Aquaculture America 2023

February 23 - 26, 2023

New Orleans, Louisiana USA

SEQUENCING ALL THE FISHES IN THE DEEP BLUE SEA: IMPACTS OF SAMPLE STORAGE TIME, TEMPERATURE, AND BUFFER TYPE ON DNA QUALITY OF FISHES VALIDATED THROUGH SEQUENCING

Jeremiah J Minich

Salk Institute for Biological Studies
10010 N Torrey Pines Road, La Jolla CA 92037

jminich@salk.edu

 



 There are over 1.6 million species of animals and 435 thousand species of plants on Earth. Long-read sequencing technology is enabling biologists to digitally archive the genomes of these organisms to understand fundamental basic questions in evolution, boolster conservation strategies in the midst of massive extinctions, and improve food production through crop and livestock genomics. One of the primary challenges however, is obtaining samples from field sites and preserving them in a way that ensures high quality DNA for long read sequencing. Here we demonstrate the impacts of storage time (0 days, 2 days, 7 days, 21 days, and 42 days), storage temperature (4 Celcius , 22 Celcius ), and storage buffers (95% EtOH, RNAlater , EDTA) on the preservation of fish blood across multiple species of fish. We extracted DNA using the Monarch HMW kit. DNA yield was consistently high between 10-100 ug and pure (260/280, 260/230) across most time points for the RNAlater and 95% EtOH buffers while most EDTA only samples failed after a week.

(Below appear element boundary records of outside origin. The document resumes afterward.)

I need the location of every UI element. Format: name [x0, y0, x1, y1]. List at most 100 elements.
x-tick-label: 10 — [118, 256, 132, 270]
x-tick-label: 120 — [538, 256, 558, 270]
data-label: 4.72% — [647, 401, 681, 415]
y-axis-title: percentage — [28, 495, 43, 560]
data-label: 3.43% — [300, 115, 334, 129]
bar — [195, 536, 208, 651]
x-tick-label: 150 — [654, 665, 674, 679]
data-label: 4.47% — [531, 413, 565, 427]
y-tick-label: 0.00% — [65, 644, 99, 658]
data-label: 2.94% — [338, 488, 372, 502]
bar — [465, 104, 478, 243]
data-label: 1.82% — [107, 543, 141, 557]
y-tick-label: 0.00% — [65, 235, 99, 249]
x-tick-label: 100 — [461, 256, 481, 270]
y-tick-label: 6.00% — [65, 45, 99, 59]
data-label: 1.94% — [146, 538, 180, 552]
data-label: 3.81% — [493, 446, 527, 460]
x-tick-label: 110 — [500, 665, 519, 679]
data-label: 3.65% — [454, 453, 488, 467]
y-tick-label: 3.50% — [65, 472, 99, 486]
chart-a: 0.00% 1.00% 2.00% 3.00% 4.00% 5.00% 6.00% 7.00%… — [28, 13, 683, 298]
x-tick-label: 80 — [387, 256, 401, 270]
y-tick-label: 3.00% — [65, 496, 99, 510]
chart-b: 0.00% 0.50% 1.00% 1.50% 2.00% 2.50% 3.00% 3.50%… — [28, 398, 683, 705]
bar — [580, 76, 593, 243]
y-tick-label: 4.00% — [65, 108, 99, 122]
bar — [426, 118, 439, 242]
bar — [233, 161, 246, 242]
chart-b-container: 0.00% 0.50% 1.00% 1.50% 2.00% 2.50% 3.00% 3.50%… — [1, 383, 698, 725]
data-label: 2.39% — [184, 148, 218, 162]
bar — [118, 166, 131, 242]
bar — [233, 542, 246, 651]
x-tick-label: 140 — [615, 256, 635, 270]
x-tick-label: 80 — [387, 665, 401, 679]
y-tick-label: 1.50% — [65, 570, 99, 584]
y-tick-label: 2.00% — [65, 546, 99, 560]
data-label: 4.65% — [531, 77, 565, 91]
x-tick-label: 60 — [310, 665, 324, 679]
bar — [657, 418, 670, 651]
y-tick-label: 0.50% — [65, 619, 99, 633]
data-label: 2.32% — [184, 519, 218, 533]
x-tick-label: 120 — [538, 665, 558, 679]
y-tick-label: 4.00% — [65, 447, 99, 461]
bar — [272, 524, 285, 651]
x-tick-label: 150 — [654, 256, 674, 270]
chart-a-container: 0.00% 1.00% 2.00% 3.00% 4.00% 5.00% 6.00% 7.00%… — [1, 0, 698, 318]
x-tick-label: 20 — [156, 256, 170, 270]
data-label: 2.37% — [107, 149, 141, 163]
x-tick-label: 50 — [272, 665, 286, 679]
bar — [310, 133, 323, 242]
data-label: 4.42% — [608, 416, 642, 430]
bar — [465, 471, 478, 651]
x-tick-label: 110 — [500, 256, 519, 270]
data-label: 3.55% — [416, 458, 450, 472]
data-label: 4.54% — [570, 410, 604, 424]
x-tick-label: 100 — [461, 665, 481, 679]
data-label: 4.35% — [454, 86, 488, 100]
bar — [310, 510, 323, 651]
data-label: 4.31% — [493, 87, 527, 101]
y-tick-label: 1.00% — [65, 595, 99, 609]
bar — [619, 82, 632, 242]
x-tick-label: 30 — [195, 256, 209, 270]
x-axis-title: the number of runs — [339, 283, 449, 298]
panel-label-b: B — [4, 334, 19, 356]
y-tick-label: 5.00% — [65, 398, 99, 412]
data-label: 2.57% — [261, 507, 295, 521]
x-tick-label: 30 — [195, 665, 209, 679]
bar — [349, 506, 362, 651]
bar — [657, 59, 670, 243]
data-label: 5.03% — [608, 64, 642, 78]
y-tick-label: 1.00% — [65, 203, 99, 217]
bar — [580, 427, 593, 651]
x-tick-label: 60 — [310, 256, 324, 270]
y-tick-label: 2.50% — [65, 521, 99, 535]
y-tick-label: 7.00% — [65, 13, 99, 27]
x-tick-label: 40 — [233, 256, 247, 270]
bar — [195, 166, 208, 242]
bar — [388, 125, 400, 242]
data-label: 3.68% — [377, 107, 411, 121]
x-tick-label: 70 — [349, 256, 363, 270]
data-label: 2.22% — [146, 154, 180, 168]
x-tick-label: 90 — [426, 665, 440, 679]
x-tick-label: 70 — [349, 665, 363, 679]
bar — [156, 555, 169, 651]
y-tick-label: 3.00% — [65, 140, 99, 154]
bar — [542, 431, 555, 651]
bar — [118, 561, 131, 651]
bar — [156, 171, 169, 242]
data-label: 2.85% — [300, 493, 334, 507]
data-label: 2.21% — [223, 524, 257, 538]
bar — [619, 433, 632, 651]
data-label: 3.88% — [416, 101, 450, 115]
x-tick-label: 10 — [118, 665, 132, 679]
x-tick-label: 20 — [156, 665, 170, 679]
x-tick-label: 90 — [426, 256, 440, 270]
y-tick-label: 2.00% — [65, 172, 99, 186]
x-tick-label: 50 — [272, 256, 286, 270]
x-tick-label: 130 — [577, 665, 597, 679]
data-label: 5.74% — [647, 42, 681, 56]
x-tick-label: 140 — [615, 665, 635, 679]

Fragment lengths based on TapeStation and FEMTO pulse were highest for 95% EtOH stored at 4C even out to 6 weeks whereas for room temperature, RNAlater

faired better up to 3 weeks. We show that high quality DNA as measured by yield, purity, and fragment size can be obtained from samples stored at 95% EtOH at 4 Celcius for up to 6 weeks and RNAlater at room temperature for up to 3 weeks. We compare these storage impacts on sequencing read length, genome assembly quality, and methylation variation. For jack mackerel, our sequencing read length N50 on the Promethion was the following: gold standard control ‘snap frozen’ (37 kb, 33.2; LSK110, LSK112), 2 days at 4C in 95% EtOH (31kb; LSK110), 3 weeks at 4C in 95% EtOH (38.9 kb, 24.4 kb; LSK110, LSK112), 6 weeks at 4C in 95% EtOH (30 kb, 25 kb; LSK110, LSK112), and 3 weeks at 22C in RNAlater (18.4 kb, 11 kb; LSK110, LSK112). The LSK112 kit read lengths were 30% (mean, SD 11.5%)  lower than LSK110 but with an increase in quality. Assembly results were also comparable across time treatments (for 95% EtOH at 4C) when controlling for coverage. The overall read lengths were high for all of the 95% EtOH samples regardless of storage time suggesting this as an appropriate storage mechanism for field sampling. For room temperature, RNAlater also did modestly well for up to 3 weeks. We compare our sequencing results to 10 other species of fishes sequenced using the gold standard ‘snap frozen’ method and demonstrate the feasibility of using this new storage method.